It’s difficult to recall such a tense time for the food manufacturing industry directly associated with the start of a new year. Recognizing the need for responding to rising ingredient and other costs, numerous companies have announced plans to raise prices early in 2011.
Many executives expressed confidence that the price hikes would be successfully executed. These comments underscored the importance of such changes while at the same time, merely because of the emphasis given to the message, also have generated at least some sense of uncertainty as to whether increases will hold.
Continued perceptions of consumer frugality, retailer resistance to higher prices and the fact that many food companies raised prices within the past couple of years combine to create the concern about whether the price moves truly will become reality. The importance of reflecting higher costs in baked foods prices is, if anything, even more important than in the balance of the food industry.

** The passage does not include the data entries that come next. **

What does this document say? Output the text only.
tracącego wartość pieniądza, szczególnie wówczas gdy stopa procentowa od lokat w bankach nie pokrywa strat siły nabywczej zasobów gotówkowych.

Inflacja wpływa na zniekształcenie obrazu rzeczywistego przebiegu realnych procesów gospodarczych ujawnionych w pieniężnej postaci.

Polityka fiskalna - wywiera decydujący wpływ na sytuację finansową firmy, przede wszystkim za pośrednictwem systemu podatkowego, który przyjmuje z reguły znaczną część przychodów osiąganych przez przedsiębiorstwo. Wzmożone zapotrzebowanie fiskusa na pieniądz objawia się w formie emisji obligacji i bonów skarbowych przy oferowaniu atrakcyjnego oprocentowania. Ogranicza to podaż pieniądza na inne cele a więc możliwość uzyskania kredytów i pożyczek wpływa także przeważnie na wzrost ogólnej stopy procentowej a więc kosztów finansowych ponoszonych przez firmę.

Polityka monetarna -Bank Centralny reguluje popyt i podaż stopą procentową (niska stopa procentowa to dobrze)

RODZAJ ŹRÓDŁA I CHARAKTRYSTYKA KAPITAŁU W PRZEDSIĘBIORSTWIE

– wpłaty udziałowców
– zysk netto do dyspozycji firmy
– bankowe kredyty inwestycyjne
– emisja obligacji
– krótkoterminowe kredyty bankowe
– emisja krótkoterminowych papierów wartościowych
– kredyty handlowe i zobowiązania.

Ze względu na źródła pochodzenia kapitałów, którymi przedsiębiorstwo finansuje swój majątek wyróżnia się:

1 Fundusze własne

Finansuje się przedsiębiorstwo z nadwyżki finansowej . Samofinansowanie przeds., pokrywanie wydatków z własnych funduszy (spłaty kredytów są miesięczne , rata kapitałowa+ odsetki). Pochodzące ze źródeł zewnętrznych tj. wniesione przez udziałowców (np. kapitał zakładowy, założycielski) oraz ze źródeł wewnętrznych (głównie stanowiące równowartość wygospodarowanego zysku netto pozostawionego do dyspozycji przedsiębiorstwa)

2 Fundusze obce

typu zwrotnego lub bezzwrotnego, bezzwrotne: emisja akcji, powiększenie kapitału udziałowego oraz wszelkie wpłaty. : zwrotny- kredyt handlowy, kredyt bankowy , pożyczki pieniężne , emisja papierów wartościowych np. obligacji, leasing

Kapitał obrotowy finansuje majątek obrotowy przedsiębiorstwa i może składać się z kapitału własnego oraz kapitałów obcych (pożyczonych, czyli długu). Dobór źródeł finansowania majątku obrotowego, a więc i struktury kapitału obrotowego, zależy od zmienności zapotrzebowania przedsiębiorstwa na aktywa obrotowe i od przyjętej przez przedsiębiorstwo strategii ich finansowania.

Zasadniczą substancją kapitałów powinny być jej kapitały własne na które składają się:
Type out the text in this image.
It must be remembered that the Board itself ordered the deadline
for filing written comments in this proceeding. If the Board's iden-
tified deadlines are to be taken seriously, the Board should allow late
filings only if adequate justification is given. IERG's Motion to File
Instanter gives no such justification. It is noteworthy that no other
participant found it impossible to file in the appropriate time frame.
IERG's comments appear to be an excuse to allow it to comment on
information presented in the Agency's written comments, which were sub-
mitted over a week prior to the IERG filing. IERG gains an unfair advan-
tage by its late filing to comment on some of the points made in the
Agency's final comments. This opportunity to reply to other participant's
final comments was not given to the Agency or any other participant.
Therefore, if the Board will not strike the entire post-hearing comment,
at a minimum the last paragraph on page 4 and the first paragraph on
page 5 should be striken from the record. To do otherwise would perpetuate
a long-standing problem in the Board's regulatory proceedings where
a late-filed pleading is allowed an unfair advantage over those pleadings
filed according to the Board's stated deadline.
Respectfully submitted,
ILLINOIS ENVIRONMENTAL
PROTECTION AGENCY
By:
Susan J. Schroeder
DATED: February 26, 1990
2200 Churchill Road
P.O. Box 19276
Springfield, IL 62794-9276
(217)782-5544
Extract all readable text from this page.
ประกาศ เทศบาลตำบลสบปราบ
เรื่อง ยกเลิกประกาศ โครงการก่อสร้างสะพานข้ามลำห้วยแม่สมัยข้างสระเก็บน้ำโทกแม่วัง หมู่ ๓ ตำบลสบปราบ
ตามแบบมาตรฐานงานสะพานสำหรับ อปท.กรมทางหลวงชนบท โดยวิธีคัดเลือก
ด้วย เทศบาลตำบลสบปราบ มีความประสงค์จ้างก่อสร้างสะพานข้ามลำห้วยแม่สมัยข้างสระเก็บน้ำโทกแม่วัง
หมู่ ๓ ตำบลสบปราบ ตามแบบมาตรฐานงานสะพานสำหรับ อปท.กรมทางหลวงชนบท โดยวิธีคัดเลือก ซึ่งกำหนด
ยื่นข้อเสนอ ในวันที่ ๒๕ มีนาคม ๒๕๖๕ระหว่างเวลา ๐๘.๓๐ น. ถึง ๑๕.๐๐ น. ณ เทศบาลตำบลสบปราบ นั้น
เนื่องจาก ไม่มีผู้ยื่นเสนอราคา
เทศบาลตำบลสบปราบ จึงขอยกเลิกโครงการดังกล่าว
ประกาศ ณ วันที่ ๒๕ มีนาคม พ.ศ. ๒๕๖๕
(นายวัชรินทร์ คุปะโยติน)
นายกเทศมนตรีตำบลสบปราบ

Baking was subjected to more pricing pressure over the past year or so than many other industry segments, and bakers generally enjoy slimmer margins. The pressures in bread reflected the longstanding popularity of bread promotions as well as the instability in the ownership of certain major companies. Price weakness also represented a trade-off by companies looking to avoid giving greater advantage to private label and store brands, even at the expense of branded bread margins. While baking companies have said for months they are cutting back on promotions, the industry still appears strongly in need of further price adjustments in the new year.